ContextFlow relies on a sequential mapping pipeline. Each step implements a defined interface, accepting an array of messages and yielding a mutated version of that array.
graph TD
A[ContextSources] -->|Array of Dicts| B(ContextMode)
B -->|Filtered Array| C(Compressor)
C -->|Minified Text Array| D(TokenBudget)
D -->|Truncated Array| E{Metrics Interceptor}
E --> F[LLM Provider]
Sources map external raw data (logs, memory persistence layers, or user text) into the standard message dictionary format ({"role": "...", "content": "..."}).
A heuristic filter. Rather than looking closely at text content, modes make quick categorical decisions. Examples: "Only keep messages tagged 'goal'", "Only keep the last 3 logs".
The heart of deterministic optimization.
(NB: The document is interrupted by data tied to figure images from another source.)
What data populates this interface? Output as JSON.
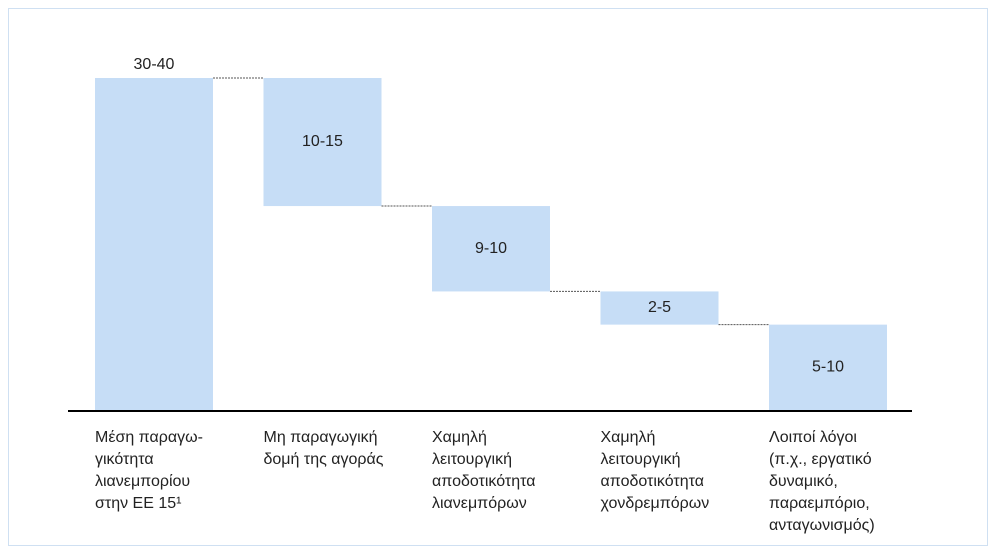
{
  "chart_data": {
    "type": "waterfall",
    "categories": [
      "Μέση παραγω-\nγικότητα\nλιανεμπορίου\nστην ΕΕ 15¹",
      "Μη παραγωγική\nδομή της αγοράς",
      "Χαμηλή\nλειτουργική\nαποδοτικότητα\nλιανεμπόρων",
      "Χαμηλή\nλειτουργική\nαποδοτικότητα\nχονδρεμπόρων",
      "Λοιποί λόγοι\n(π.χ., εργατικό\nδυναμικό,\nπαραεμπόριο,\nανταγωνισμός)"
    ],
    "values": [
      35,
      13.5,
      9,
      3.5,
      9
    ],
    "value_labels": [
      "30-40",
      "10-15",
      "9-10",
      "2-5",
      "5-10"
    ],
    "color": "#c6ddf6"
  }
}
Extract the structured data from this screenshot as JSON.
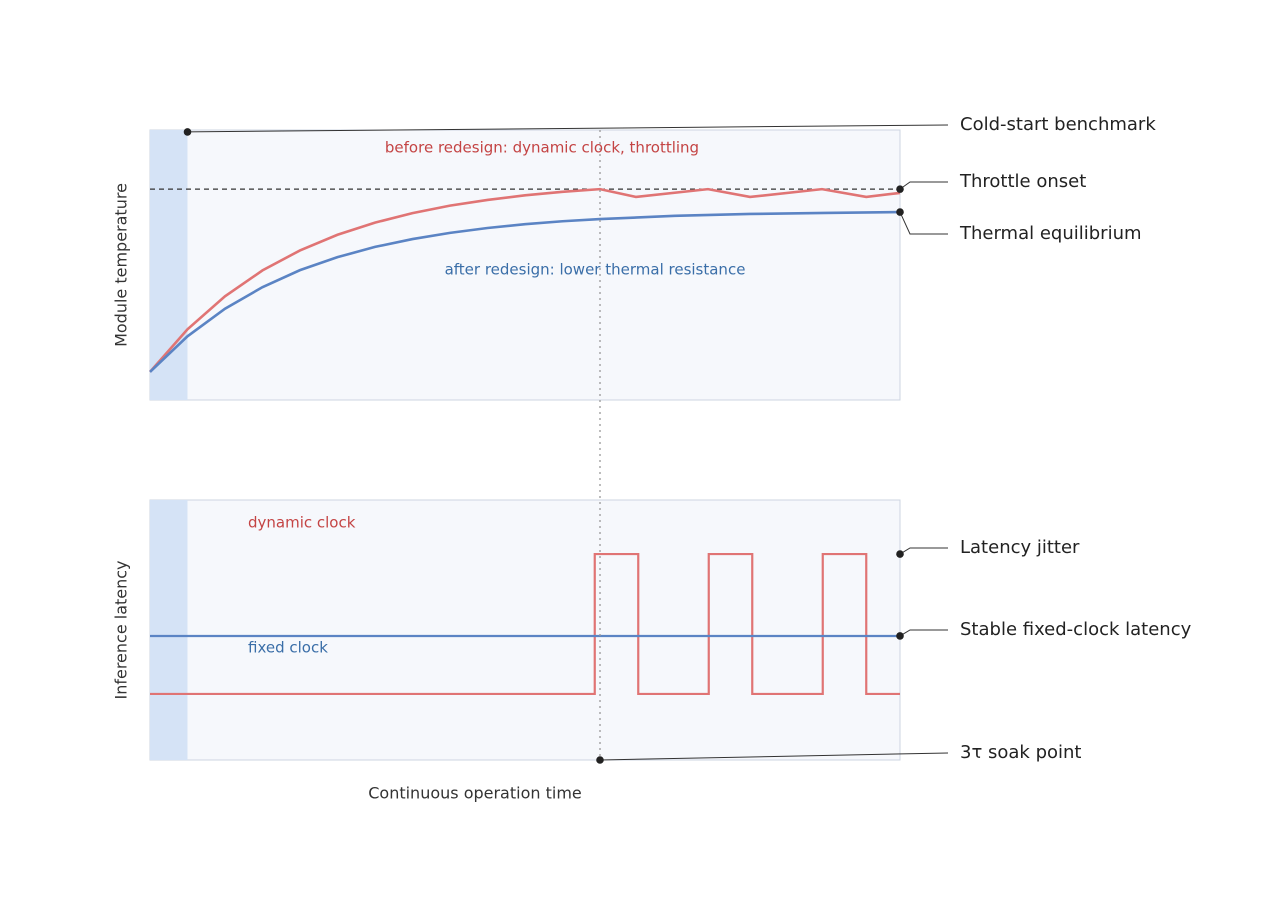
{
  "chart_data": [
    {
      "type": "line",
      "y_label": "Module temperature",
      "xlim": [
        0,
        100
      ],
      "ylim": [
        0,
        100
      ],
      "band": [
        0,
        5
      ],
      "threshold": 78.1,
      "marker_x": 60,
      "series": [
        {
          "name": "before redesign: dynamic clock, throttling",
          "color": "#e07474",
          "x": [
            0,
            5,
            10,
            15,
            20,
            25,
            30,
            35,
            40,
            45,
            50,
            55,
            60,
            64.8,
            74.4,
            80,
            89.6,
            95.5,
            100
          ],
          "values": [
            10.4,
            26.2,
            38.4,
            48.0,
            55.4,
            61.2,
            65.7,
            69.2,
            72.0,
            74.1,
            75.8,
            77.1,
            78.1,
            75.2,
            78.1,
            75.2,
            78.1,
            75.2,
            76.7
          ]
        },
        {
          "name": "after redesign: lower thermal resistance",
          "color": "#5b84c4",
          "x": [
            0,
            5,
            10,
            15,
            20,
            25,
            30,
            35,
            40,
            45,
            50,
            55,
            60,
            70,
            80,
            90,
            100
          ],
          "values": [
            10.4,
            23.6,
            33.8,
            41.8,
            48.1,
            52.9,
            56.7,
            59.6,
            61.9,
            63.7,
            65.1,
            66.2,
            67.0,
            68.2,
            68.9,
            69.3,
            69.6
          ]
        }
      ],
      "annotations": [
        {
          "text": "Cold-start benchmark",
          "x": 5,
          "y": 99.3
        },
        {
          "text": "Throttle onset",
          "x": 100,
          "y": 78.1
        },
        {
          "text": "Thermal equilibrium",
          "x": 100,
          "y": 69.6
        }
      ]
    },
    {
      "type": "line",
      "y_label": "Inference latency",
      "x_label": "Continuous operation time",
      "xlim": [
        0,
        100
      ],
      "ylim": [
        0,
        100
      ],
      "band": [
        0,
        5
      ],
      "marker_x": 60,
      "series": [
        {
          "name": "dynamic clock",
          "color": "#e07474",
          "x": [
            0,
            59.3,
            59.3,
            65.1,
            65.1,
            74.5,
            74.5,
            80.3,
            80.3,
            89.7,
            89.7,
            95.5,
            95.5,
            100
          ],
          "values": [
            25.4,
            25.4,
            79.2,
            79.2,
            25.4,
            25.4,
            79.2,
            79.2,
            25.4,
            25.4,
            79.2,
            79.2,
            25.4,
            25.4
          ]
        },
        {
          "name": "fixed clock",
          "color": "#5b84c4",
          "x": [
            0,
            100
          ],
          "values": [
            47.7,
            47.7
          ]
        }
      ],
      "annotations": [
        {
          "text": "Latency jitter",
          "x": 100,
          "y": 79.2
        },
        {
          "text": "Stable fixed-clock latency",
          "x": 100,
          "y": 47.7
        },
        {
          "text": "3τ soak point",
          "x": 60,
          "y": 0
        }
      ]
    }
  ]
}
The compressor loops through message objects and runs text-cleaning logic on the "content" strings. It removes redundant whitespace, LLM pleasantries, and deterministic file noise before tokenization.
An explicit boundary enforcer. Interacts closely with the backend Provider's expected tokenizer to ensure the final payload mathematically fits the context window without causing API crashes.
The adapter layer matching the array to the vendor API (e.g., Litellm, OpenAI, Anthropic, Ollama). It handles async networking and returns the final LLM response.
By leveraging these abstractions, users can replace a Compressor without impacting their TokenBudget, or transition from OpenAI to a local Ollama loop simply by registering a different Provider adapter. The pipeline orchestration (pipeline.py) remains static.